What is RAID?

RAID stands for Redundant Array of Inexpensive (or Independent) Disks. In simple terms, RAID is a method of storing data across several disks. There are several reasons why this is a good idea:

• Provides better performance
• Provides redundancy in the storage system, thus providing greater reliability
• Allows several smaller physical hard drive to be treated as one large logical hard drive
• Allows greater flexibility in adding or removing hard drives

RAID Data Distribution Techniques

RAID is achieved via a combination of a variety of methods of distributing data across a number of disks. Individually, these allow for faster access, or for data recovery. Different RAID levels use different combinations depending on the requirements of the system requirements.

Striping

Striping distributes the data across 2 or more disks. This allows for faster access to the data as the two disks can be reading or writing data simultaneously

Mirroring

Mirroring puts a copy of the data on a second disk. New disks must be added to the system in pairs - one for data and one for the mirror. If a disk fails, the data can be recovered from the mirror.

Parity

Parity performs an Exclusive-OR (XOR) between bytes on two disks and writes the results to a third. If any of the three disks fails, the missing data can be reconstructed by performing an XOR between the two remaining disks.

RAID Levels

RAID may be implemented at different levels, depending on the levels of redundancy and performance requirements of the overriding system. These two factors trade against each other: A higher level of redundancy reduces overall performance, but increases the safety of the data and the reliability of the system.

Linear

• Treats RAID hard drives as one virtual drive
• No striping, mirroring or parity reconstruction
• Storage is sequential
• No recovery capability

0 - Striping

• Implements disk striping across drives with no redundancy (no mirroring and no parity)
• Very efficient
• Standardized stripes across drives
• Faster access
• Requires a minimum of 2 disks
• Should not be used for any critical system

1 - Mirroring

• Implements redundancy through mirroring  (but no striping. and no parity)
• The same data is written to each RAID drive
• Each disk has a complete copy of all of the data
• If one or more of the disks fail, then the others still have the data
• Very safe, but inefficient
• Requires a minimum of 2 disks
• Good performance

5 - Distributed Parity

• Implements data reconstruction capability using parity information. Blocks are striped and parity information is therefore distributed across all drives
• An alternative to mirroring
• Parity information is saved instead of full data duplication
• Requires a minimum of 3 disks
• Good redundancy
• Provides a good balance between performance and redundancy, and can be very cost-effective.
• Write operations will be slow.
• Use for systems that are heavily read oriented.

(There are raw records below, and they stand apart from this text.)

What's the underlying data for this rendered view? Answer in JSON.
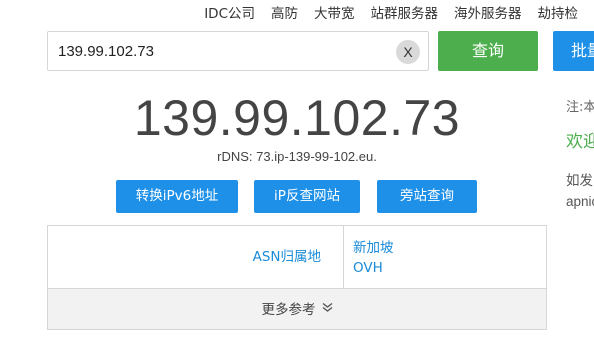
{
  "topnav": {
    "items": [
      "IDC公司",
      "高防",
      "大带宽",
      "站群服务器",
      "海外服务器",
      "劫持检"
    ]
  },
  "search": {
    "value": "139.99.102.73",
    "clear_label": "X",
    "query_label": "查询",
    "batch_label": "批量"
  },
  "result": {
    "ip": "139.99.102.73",
    "rdns": "rDNS: 73.ip-139-99-102.eu."
  },
  "actions": {
    "ipv6_label": "转换iPv6地址",
    "reverse_label": "iP反查网站",
    "sibling_label": "旁站查询"
  },
  "info": {
    "asn_label": "ASN归属地",
    "values": [
      "新加坡",
      "OVH"
    ],
    "more_label": "更多参考",
    "more_icon": "double-chevron-down-icon"
  },
  "sidebar": {
    "note": "注:本",
    "welcome": "欢迎",
    "line1": "如发",
    "line2": "apnic"
  },
  "colors": {
    "green": "#4cae4c",
    "blue": "#1e90e8",
    "link": "#1a8bd8"
  }
}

10 (or 1+0) - Striped Mirroring

• Implements redundancy through mirroring  (but no parity)
• A striped copy of the data is written to half of the RAID drives, then mirrored to the other half
• Each half has a complete striped copy of all of the data
• If one or more of the disks fail, then the others still have the data
• Requires a minimum of 4 disks
• Good performance and good redundancy
• Easily the best option for mission critical applications